Director of the Institute for Mission and Research Aisake Casimira said the Diploma was created in response to a request from the churches at their general secretaries meeting, held in Nadi, Fiji in 2019.

‘Church participants of the Diploma have the opportunity to progress in terms of academic learning,’ said Mr Casimira.

‘With the Pacific Theological College’s plans to become a University, the Diploma creates a pathway for its students to progress into an Undergraduate programme.’

‘The way the Diploma is structured though, with its two-tiered certificate courses, students can opt out with a Certificate,’ he said.

Mr Casimira said the creation of the Diploma course does not stop churches from continuing to upskill its people with Certificate courses and professional development workshops offered by IMR.

A participant, John Webster who teaches at Freshwater School where he also serves as the Deputy Principal said skills in social analysis will impact how they deal with children in school.

‘The course is very useful because it allows us to analyse issues, think about it before reacting and just dishing out punishment as we do in schools,’ said Mr Webster.

‘The reframing methodology used in the Course teaches us to look at the reality of the situations children live in and consider these well before responding,’ he said.

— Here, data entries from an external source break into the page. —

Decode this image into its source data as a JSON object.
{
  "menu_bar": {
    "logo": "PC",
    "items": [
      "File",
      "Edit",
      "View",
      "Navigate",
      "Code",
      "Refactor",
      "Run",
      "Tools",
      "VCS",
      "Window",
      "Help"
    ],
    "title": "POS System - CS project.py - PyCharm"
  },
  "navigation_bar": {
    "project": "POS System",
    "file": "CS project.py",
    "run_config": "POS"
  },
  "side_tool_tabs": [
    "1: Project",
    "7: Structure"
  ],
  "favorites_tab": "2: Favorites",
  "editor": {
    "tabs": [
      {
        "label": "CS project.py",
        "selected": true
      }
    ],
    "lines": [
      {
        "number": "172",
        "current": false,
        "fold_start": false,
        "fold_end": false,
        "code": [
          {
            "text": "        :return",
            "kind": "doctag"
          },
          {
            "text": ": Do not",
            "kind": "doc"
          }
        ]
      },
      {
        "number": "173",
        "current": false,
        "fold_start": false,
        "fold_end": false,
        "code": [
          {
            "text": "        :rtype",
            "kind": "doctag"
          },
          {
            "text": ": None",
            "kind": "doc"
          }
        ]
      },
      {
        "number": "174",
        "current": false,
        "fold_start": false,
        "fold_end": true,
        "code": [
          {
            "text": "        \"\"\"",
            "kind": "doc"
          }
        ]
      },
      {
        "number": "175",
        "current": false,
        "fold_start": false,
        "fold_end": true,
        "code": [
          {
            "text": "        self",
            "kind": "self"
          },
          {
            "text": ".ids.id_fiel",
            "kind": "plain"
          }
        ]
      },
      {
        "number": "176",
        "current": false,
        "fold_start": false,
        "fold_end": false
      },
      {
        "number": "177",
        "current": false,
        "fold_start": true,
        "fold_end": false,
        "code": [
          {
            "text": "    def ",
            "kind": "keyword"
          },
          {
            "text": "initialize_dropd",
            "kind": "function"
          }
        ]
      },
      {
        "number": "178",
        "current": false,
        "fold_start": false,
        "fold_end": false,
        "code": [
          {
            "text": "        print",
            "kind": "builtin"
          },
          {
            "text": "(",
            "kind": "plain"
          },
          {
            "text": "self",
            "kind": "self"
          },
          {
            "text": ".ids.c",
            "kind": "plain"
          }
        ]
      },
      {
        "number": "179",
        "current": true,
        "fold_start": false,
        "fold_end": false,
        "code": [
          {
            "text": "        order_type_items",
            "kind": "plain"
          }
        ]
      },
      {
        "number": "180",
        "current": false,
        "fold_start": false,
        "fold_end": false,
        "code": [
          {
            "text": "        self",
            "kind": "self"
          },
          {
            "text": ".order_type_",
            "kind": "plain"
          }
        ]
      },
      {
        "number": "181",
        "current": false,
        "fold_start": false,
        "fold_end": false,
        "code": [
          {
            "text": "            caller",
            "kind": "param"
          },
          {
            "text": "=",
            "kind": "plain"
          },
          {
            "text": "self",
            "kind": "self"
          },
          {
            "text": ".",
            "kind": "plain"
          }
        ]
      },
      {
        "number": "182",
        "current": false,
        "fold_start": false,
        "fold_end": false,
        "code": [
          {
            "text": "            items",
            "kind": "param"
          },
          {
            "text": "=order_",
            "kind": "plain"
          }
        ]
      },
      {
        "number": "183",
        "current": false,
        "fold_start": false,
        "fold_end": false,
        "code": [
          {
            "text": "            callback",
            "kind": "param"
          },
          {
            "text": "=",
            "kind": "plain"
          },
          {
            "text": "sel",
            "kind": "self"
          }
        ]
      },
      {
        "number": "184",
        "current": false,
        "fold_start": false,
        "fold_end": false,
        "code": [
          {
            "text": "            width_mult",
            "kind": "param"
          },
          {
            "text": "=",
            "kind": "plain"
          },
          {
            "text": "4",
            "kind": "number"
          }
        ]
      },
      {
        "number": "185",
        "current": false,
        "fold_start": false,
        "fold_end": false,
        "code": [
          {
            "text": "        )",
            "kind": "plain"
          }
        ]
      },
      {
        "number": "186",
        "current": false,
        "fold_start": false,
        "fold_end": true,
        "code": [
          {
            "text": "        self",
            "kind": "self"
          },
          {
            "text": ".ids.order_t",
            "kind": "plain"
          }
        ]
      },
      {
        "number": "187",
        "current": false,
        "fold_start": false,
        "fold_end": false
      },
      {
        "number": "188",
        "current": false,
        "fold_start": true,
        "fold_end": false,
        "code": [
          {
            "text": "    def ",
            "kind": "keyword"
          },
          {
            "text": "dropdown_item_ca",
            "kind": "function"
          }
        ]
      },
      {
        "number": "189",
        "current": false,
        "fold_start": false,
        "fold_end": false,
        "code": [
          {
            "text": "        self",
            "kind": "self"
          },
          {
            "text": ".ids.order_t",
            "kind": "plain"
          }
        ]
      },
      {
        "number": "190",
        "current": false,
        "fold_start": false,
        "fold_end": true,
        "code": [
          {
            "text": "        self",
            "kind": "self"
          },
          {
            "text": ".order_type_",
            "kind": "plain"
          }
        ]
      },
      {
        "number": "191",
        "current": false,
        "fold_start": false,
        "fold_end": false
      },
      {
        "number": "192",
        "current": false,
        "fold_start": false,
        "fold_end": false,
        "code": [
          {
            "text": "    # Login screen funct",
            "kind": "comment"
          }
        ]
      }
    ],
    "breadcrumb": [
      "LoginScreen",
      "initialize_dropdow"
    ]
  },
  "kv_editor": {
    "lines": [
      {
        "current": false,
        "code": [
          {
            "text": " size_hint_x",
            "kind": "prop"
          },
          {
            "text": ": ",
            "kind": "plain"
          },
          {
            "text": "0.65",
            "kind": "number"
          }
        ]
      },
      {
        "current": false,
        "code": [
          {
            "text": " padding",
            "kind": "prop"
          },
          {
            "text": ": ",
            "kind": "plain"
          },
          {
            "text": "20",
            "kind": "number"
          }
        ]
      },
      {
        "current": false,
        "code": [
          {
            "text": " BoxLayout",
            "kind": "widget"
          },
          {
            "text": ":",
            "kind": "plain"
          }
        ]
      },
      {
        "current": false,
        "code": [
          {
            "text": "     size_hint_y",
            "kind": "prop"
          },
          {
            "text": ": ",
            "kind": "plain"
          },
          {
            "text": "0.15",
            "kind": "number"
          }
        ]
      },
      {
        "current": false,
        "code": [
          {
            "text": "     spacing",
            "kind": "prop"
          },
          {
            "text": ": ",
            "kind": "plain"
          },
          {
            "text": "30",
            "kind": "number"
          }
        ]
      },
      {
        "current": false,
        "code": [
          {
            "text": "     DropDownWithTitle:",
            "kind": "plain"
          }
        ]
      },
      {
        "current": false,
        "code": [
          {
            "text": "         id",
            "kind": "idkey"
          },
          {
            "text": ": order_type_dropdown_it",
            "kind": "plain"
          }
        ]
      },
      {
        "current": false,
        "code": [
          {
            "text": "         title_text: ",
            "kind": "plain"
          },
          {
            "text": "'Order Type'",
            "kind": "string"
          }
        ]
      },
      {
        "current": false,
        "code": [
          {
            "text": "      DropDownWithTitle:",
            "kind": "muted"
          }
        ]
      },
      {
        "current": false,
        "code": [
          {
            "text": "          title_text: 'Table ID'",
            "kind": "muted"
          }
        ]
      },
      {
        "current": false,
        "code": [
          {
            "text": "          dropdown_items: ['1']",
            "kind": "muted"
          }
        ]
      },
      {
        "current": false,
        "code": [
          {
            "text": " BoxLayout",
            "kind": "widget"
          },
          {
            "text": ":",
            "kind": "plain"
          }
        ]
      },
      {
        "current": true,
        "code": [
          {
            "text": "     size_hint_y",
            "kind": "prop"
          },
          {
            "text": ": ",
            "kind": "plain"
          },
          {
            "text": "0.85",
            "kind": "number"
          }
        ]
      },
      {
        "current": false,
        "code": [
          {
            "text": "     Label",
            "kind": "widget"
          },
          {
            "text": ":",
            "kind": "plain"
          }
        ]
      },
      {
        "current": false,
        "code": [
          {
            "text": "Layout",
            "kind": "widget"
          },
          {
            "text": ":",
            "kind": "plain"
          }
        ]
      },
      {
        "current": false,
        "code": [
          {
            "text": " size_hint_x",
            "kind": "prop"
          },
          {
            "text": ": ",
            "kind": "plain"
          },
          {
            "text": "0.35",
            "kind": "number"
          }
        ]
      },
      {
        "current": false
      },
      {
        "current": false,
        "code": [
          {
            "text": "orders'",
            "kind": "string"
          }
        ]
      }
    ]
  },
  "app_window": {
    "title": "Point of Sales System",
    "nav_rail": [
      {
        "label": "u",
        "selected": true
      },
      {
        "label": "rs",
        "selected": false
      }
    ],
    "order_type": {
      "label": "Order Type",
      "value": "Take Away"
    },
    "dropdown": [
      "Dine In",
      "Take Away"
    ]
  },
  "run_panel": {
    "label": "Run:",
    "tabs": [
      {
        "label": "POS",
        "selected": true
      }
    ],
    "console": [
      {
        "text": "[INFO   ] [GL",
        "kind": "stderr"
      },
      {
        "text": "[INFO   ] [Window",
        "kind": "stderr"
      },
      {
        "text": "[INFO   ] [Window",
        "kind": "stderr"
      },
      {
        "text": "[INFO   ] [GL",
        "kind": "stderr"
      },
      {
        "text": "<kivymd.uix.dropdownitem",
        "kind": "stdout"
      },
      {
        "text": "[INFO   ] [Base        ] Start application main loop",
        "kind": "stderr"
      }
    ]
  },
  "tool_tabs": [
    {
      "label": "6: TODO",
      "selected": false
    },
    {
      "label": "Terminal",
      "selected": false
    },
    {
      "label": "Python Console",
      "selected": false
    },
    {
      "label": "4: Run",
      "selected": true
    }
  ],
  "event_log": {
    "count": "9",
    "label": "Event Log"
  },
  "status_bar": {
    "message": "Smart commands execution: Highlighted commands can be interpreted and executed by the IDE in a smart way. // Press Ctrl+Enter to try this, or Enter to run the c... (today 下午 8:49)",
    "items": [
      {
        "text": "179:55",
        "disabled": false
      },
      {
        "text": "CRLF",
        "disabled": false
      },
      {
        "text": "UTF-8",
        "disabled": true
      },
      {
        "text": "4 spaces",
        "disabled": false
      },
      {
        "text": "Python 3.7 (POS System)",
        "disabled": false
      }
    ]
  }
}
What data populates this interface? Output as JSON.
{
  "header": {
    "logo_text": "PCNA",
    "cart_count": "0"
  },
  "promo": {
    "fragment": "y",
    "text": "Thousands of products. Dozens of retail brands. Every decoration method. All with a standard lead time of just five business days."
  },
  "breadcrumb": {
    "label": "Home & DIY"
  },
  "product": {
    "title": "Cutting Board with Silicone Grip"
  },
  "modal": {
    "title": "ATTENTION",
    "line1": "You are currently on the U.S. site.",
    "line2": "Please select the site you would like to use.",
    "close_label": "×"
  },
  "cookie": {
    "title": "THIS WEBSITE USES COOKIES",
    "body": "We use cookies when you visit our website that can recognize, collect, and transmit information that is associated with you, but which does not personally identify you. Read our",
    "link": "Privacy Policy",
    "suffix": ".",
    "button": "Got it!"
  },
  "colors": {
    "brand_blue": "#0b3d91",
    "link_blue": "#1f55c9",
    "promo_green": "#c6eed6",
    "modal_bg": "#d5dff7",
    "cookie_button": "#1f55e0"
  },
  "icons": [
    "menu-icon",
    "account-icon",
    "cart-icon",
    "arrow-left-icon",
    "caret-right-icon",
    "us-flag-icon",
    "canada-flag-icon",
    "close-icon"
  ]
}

‘Another thing I truly appreciate is looking at social issues as a Christian or how would Jesus deal with it,’ he added.

‘In our concept before the training we just go to the punishment and everybody remains the same and nothing changes but we will be able to reach better solutions for our children now.’

‘The last session about the arts that was really interesting and we really enjoyed it because in Vanuatu, art is not so valued but now after the training, we will be using it more in school.’

‘Children learn differently and art is a crucial way of learning and sharing important information with them.’

‘They can use it too to express themselves.’

‘For me personally, the training has been so impactful,’ said Mr Webster.

Louisa, a Year Seven and Eight teacher at a school in the South of Efate Island also enjoyed the ‘changing of the story’ or reframing methodology.

‘Before we used to discipline students right on the spot without analysing the issue and it just made them naughtier but now, I am going to analyse the issues these children face that’s contributing to their behaviours,’ said Ms. Louisa.

She highlighted the common issue of negligent and missing parents, spending long hours consuming kava at nakamals instead of being home to assist their children with their homework’s.

‘Eventually, children see their parents don’t care and lose interest in their school work, suffering academic fails,’ she said.

The Diploma course participants are expected to graduate in April, 2021.